Senator Ted Kennedy returned to the Capitol recently following successful surgery to remove a tumor from his brain. Soon, he'll begin radiation and chemotherapy treatments to help make sure the tumor doesn't return.
We wish the Senator well, and hope that his experience serves as a learning moment for him and his congressional colleagues. After all, the 76-year-old Senator Kennedy could benefit directly from the innovative new medicines produced by the pharmaceutical industry that he and other members of Congress take sport in chastising.
Unfortunately, demonization and over-regulation of the pharmaceutical industry is making it increasingly unlikely we'll have the innovative new drugs patients will need to treat the next generation of diseases that will become increasingly prevalent as Americans live longer than ever before.
We've conquered most of the age-old scourges that our grandparents had to confront. But growing older means treating the chronic and degenerative diseases of aging, such as heart disease, various cancers, and Alzheimer's. In fact, according to the Alliance for Aging Research, the average 75-year-old has three chronic conditions and uses five prescription drugs.
THE TROUBLE IS, discovering and prescribing medicines that treat chronic diseases pose safety issues that are substantially different from those we faced with the drugs of yesterday.
How can one-in-a-million risks of long-term toxicity be studied when clinical trials take just a year or two and include only a few thousand patients, for example? Or, what sort of risk tradeoffs will patients suffering from Alzheimer's disease or diabetes accept in order to keep their health conditions stable?
Historically, the U.S. Food and Drug Administration has been ill-equipped to answer these questions. So, a few years ago, agency officials embarked on a "Critical Path Initiative" in order to bring FDA science and analysis into the 21st Century.
Much of that progress has been short circuited, however, by political grandstanding in the wake of several high-profile drug safety scares -- such as the withdrawal of the pain medication Vioxx in 2004.
Today, the standard forced on the agency by American politicians is not "how can we get useful new drugs to market while minimizing risk?" Instead, members of Congress from both parties insist that there be zero risk -- a standard that cannot be met.
That political cynicism is having a toll. FDA's Center for Drugs approved just 16 new medicines with novel chemical compounds last year, down from a recent high of 53 in 1996 and 39 in 1997. The length of time it takes FDA to review and approve new drug applications has also risen, from 13.4 months in 1998 to 23 months in 2005.
And that's just the agency review, which comes after an average of eight or ten years of actual testing.

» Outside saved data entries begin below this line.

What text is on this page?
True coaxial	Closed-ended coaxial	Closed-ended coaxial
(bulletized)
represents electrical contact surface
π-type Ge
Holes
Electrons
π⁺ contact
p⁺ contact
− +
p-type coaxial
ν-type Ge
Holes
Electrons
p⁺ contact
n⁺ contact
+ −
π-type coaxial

OF COURSE, there are many reasons why fewer new drugs are being approved, such as the increasing difficulty of tackling harder and harder diseases. But the bigger problem is heightened political scrutiny of FDA and congressional demands for tougher reviews.
Last year alone, the FDA rejected approval for five new cancer drugs, including a breakthrough treatment for prostate cancer called Provenge. Although a panel of cancer experts that advises FDA on new drug approvals unanimously agreed that Provenge was safe, and voted 13 to 4 that it was effective, FDA demanded still more testing that may delay approval for three more years.
Unfortunately, the Provenge rejection is not unusual, and this extra agency caution doesn't actually improve drug safety. The rate of drug withdrawals has remained essentially unchanged over the last 25 years, despite rising and falling approval times during that period.
On the other hand, the health benefits of faster approval decisions far outweigh the risks associated with the small number of unsafe drugs that occasionally do make it to market.
One study by economists from the University of Chicago, MIT, Biogen Idec Inc., and Westfield Capital looked at all 662 drugs approved from 1979 to 2002 and concluded that, even if every withdrawn drug provided no benefits at all, the faster pace of approvals beginning in the 1990s benefited patients with an extra 180,000 to 310,000 years of life -- roughly three to five times greater than the worst case estimate of harms.
FDA is once again under enormous pressure to slow down reviews. But, since there is no way to rule out the possibility of even very serious side effects by testing a drug in a few thousand patients, the only way to ensure no withdrawals is to approve no new medicines.
That would be the real patient tragedy. Congress and the FDA need to skip the grandstanding and get serious about bringing safe and effective new treatments to market. For millions of Americans like Senator Kennedy, it truly is a matter of life or death.